Joe Conzelman pitched three seasons for the Pittsburgh Pirates, winning six games and recording two saves with a 2.92 ERA in 163 1/3 innings.

Conzelman was born in Bristol, CT and attended Brown from 1910-1912. The 1912 Brown team went 19-5 under coach Harry Pattee and also included Ed Warner and Ken Nash.

Joe made his major league debut in May 1913, and gave up only two earned runs in 13 innings (three games). Most of his time that year was spent with the Atlanta Crackers with whom he went 11-4. He was around the entire season with the Pirates in 1914, appearing in 33 games and posting a 2.94 ERA (the league ERA was 2.78).

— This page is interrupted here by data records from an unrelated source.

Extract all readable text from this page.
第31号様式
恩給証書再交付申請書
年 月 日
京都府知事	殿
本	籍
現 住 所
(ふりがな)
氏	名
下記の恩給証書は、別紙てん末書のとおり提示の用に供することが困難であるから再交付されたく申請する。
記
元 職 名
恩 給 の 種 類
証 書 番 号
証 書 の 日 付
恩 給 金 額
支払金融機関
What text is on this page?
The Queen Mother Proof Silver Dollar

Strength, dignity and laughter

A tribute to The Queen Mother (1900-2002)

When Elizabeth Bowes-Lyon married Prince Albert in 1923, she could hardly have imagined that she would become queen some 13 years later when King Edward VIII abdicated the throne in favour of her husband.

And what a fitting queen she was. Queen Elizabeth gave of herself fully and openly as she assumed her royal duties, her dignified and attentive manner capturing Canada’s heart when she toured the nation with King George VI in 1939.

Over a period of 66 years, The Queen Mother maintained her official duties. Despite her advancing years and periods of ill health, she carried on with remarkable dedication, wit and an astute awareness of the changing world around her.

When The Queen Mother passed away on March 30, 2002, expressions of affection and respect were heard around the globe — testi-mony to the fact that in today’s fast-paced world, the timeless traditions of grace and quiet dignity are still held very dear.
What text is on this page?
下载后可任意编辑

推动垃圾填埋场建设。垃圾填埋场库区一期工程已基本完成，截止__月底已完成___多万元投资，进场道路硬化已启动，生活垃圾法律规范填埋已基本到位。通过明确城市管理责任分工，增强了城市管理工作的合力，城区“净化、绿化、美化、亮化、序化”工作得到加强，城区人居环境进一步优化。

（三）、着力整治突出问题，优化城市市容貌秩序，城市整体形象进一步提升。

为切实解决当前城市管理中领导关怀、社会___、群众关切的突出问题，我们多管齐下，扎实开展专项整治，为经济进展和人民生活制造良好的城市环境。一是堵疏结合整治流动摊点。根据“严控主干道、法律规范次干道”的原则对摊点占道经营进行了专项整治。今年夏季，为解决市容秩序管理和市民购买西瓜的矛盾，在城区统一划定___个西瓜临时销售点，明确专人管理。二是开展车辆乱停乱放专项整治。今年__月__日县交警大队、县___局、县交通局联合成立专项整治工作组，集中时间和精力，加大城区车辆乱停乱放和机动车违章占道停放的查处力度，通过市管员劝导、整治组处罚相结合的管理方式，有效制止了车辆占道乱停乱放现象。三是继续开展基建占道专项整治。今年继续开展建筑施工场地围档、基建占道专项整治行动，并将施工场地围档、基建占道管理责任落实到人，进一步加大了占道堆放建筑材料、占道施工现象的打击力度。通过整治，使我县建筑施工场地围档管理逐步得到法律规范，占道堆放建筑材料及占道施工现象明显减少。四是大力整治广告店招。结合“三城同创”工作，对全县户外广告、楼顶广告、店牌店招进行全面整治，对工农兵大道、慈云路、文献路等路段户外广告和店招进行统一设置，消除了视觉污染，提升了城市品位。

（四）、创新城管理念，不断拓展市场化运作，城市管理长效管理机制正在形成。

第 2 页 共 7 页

The next season, [1915 Pirates|1915]], he pitched 18 games in the majors and 10 games with the Indianapolis Indians, for whom he had a 2.04 ERA.

In 1922, the proceedings of the American Society of Civil Engineers state that he was an associate member, living in Birmingham, AL. [1] The Brown University site [2] says Conzelman was inducted into its Hall of Fame in 1971. It states that he had a fastball and a sharp drop ball.

There was also a Joe Conzelman who played for Harvard in the 1950s. Presumably Joe's son, he was named Joseph Harrison Conzelman, Jr., and was a resident of Mountain Brook, AL, a suburb of Birmingham, where the senior Conzelman later died. The son, in addition to being a three-sport athlete at Harvard, was chairman of Southeast Materials Corporation.